El filme apela a la metáfora con sus personajes y se nutre de elementos fantasiosos como los cuentos de hadas. Personajes de este género, como el lobo o relatos como el de Los tres cerditos, además de la inspiración que representó el libro La literatura nazi en América (Anagrama, 2016), de Roberto Bolaño, sirvieron para aterrizar lo perverso y terrorífico que hay detrás de la realidad en la ficción. “Me parece que los cuentos de hadas en general son muy buenas metáforas sociales. Pensamos en cómo hacer un circuito cerrado, pesadillesco, pero que tuviera una base en la realidad. La Colonia Dignidad se convirtió en un ancla de contexto ideal para desarrollar la idea. Nos interesa traer este tipo de asuntos a través de una película que parece más de fantasía, así podemos levantar temas tan social y políticamente terroríficos como lo que sucedió en este enclave”, dice Cociña. 

Un plano secuencia sin maquetas

La realización de La Casa Lobo inició en 2013 y terminó en febrero pasado. No fue un proceso normal de rodaje, ya que la película fue filmada en 12 museos y galerías de Chile, Argentina, México, Hamburgo, entre otros sitios. Instalaron su taller durante dos meses en cada uno de los lugares y se ponían a trabajar frente a la gente, como en una exposición. Otro detalle del filme y de su creación, es que todo lo que se ve en la cinta es en tamaño real. No son maquetas como las que se suele utilizar en stop motion, la técnica que aparenta el movimiento de objetos estáticos por medio de una sucesión de imágenes fotografiadas. “Estábamos paseando por lugares muy distintos, con arquitecturas muy distintas. Lo más desafiante, ya que hicimos el proceso de esa manera, fue mantener una coherencia durante esos cinco años”, afirma León. 

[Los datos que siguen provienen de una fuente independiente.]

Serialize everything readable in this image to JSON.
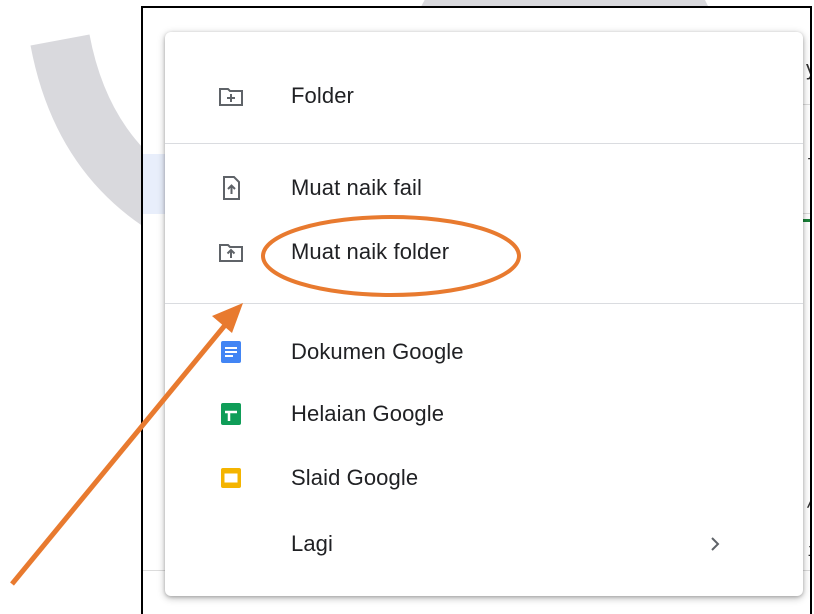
{
  "menu": {
    "items": [
      {
        "label": "Folder",
        "icon": "new-folder-icon"
      },
      {
        "label": "Muat naik fail",
        "icon": "file-upload-icon"
      },
      {
        "label": "Muat naik folder",
        "icon": "folder-upload-icon"
      },
      {
        "label": "Dokumen Google",
        "icon": "google-docs-icon"
      },
      {
        "label": "Helaian Google",
        "icon": "google-sheets-icon"
      },
      {
        "label": "Slaid Google",
        "icon": "google-slides-icon"
      },
      {
        "label": "Lagi",
        "icon": "chevron-right-icon"
      }
    ]
  },
  "colors": {
    "annotation": "#e87a2f",
    "docs_blue": "#4285f4",
    "sheets_green": "#0f9d58",
    "slides_yellow": "#f4b400",
    "icon_gray": "#5f6368"
  }
}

Los realizadores optaron por el plano secuencia para contar la historia en una casa donde todo puede ser transformado, donde todo se va construyendo y desmoronando en una atmósfera claustrofóbica, de acecho y siniestra. Ese tipo de detalles, dice León bromeando, tiende a salirles naturalmente, casi como una estética de terror que la plasman inconsciente. “Se supone que la película iba a ser una evolución de lo plano a lo tridimensional. Eso obviamente se desordenó en el caminó y creo que fue bueno que se haya desordenado, porque hizo a la película más dinámica”, da a conocer Cociña. 

Si bien la producción fue de carácter experimental, los realizadores se pusieron reglas para afrontar el rodaje. Una de ellas fue que gran parte de los materiales que utilizaron fueran desechos. Cociña y León logran unir la pintura con escenarios reales y una técnica parecida al papel maché, pero utilizando cinta de embalaje, pegamento líquido y cartón. “Hicimos un decálogo al comienzo de la producción. Tenía reglas sobre el uso de la pintura frente a la cámara, que todo podía ser transformado, el color es simbólico, movimientos de cámara entre cuadro y cuadro, no se va a negro nunca la película, entre otros. Nos pusimos un montón de reglas para nunca aburrirnos, para tener la posibilidad de cambiar en el taller, pero tener consciencia en qué momento de la película estábamos y para dónde iba”, finaliza Cociña.